Güncel |
‘Genç nüfus’umuz tehdit altında |
Hacettepe Üniversitenin yaptığı araştırma, Türkiye’nin nüfusunun bu yüzyıl ortalarında yüz milyonun altında kalarak durağanlaşacağını ortaya koydu. Araştırma, nüfus artış hızı giderek azalan Türkiye’nin, orta vadede genç ve dinamik olma özelliğinin ortadan kalkacağını öngörüyor. Nüfusumuz tehdit altında Hacettepe Üniversite’nin yaptığı araştırma, Türkiye’nin nüfusunun bu yüzyıl ortalarında yüz milyonun altında kalarak durağanlaşacağını ortaya koydu.
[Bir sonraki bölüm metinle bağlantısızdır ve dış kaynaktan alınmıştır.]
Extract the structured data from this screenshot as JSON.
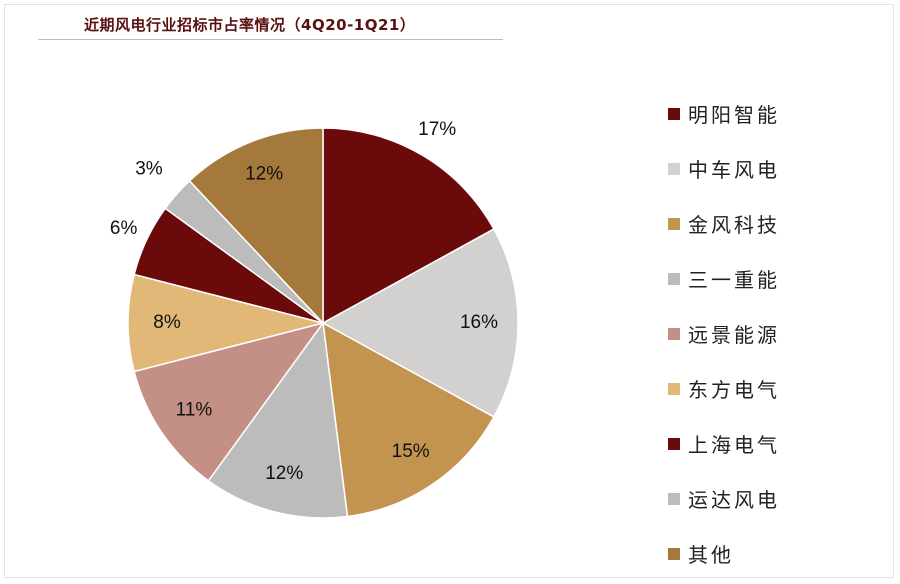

Araştırma, nüfus artış hızı giderek azalan Türkiye’nin, orta vadede genç ve dinamik olma özelliğinin ortadan kalkacağını öngörüyor. Hacettepe Üniversitesi Nüfus Etütleri Enstitüsü tarafından, 2008 yılında yapılan Sağlık Bakanlığı Ana Çocuk Sağlığı ve Aile Planlaması Genel Müdürlüğü ve Başbakanlık Devlet Planlama Teşkilâtı Müsteşarlığı ve TÜBİTAK’ın Kamu Araştırmaları Grubu’nun (KAMAG) katkılarıyla yürüttüğü ‘’Türkiye’de Nüfusa İlişkin Göstergeler’’ başlıklı araştırmanın sonuç raporu, geçen ay tamamlandı. rapordan derlenen bilgilere göre, araştırma, başka veri kaynaklarından sürekli, doğru ve ayrıntılı bir biçimde elde edilemeyen Türkiye’deki doğurganlık, aile planlaması ve ana ve çocuk sağlığı konularında bilgi sağlamak üzere yürütüldü. Araştırma kapsamında 10 bin 525 hanehalkı, 7 bin 405 kadın ile görüşüldü. Araştırma, örnekleme planı araştırmacılara klasik kent-kır ve beş bölge ayrımının ötesinde bazı göstergeler için 12 alt-bölgeya ait analiz yapma imkânı sunuyor.
“DOĞURGANLIK AZALIYOR” Araştırma sonuçları, kadınların doğurganlık çağlarının sonunda ortalama olarak 2.2 çocuğa sahip olduklarını gösterdi. En yüksek doğurganlık hızı sırası ile 20-24 ve 25-29 yaş gruplarında yaşanıyor. En yüksek doğurganlık hızı Doğu Anadolu’da (3.3), en düşük doğurganlık hızı ise kadın başına 1.9 doğum ile Batı, Orta ve Kuzey Anadolu’da görülüyor. Araştırma sonuçları, doğurganlık düzeyi sadece Batı Anadolu değil, Orta ve Kuzey Anadolu’da da yenilenme düzeyi olan kadın başına 2.1 çocuğun altına düştüğünü gösteriyor. Araştırma, 1970’li yıllarda yaklaşık 5 çocuk sahibi olan kadınların, günümüzde 2 çocuk sahibi olmalarını ortaya koyarken, doğurganlık düzeyindeki önemli azalma dikkati çekiyor. Raporda, cumhuriyetin ilanında 13 milyon olan Türkiye nüfusu, 1950’li yılların sonunda 2 katına ulaştığı, 1985’de 50 milyonu aşan ülke nüfusun, 2000 nüfus sayımı sonuçlarına göre 67,8 milyona ulaştığı, günümüzde ise, Türkiye nüfusunun 71.8 milyon olduğunun tahmin edildiği bilgileri yer aldı.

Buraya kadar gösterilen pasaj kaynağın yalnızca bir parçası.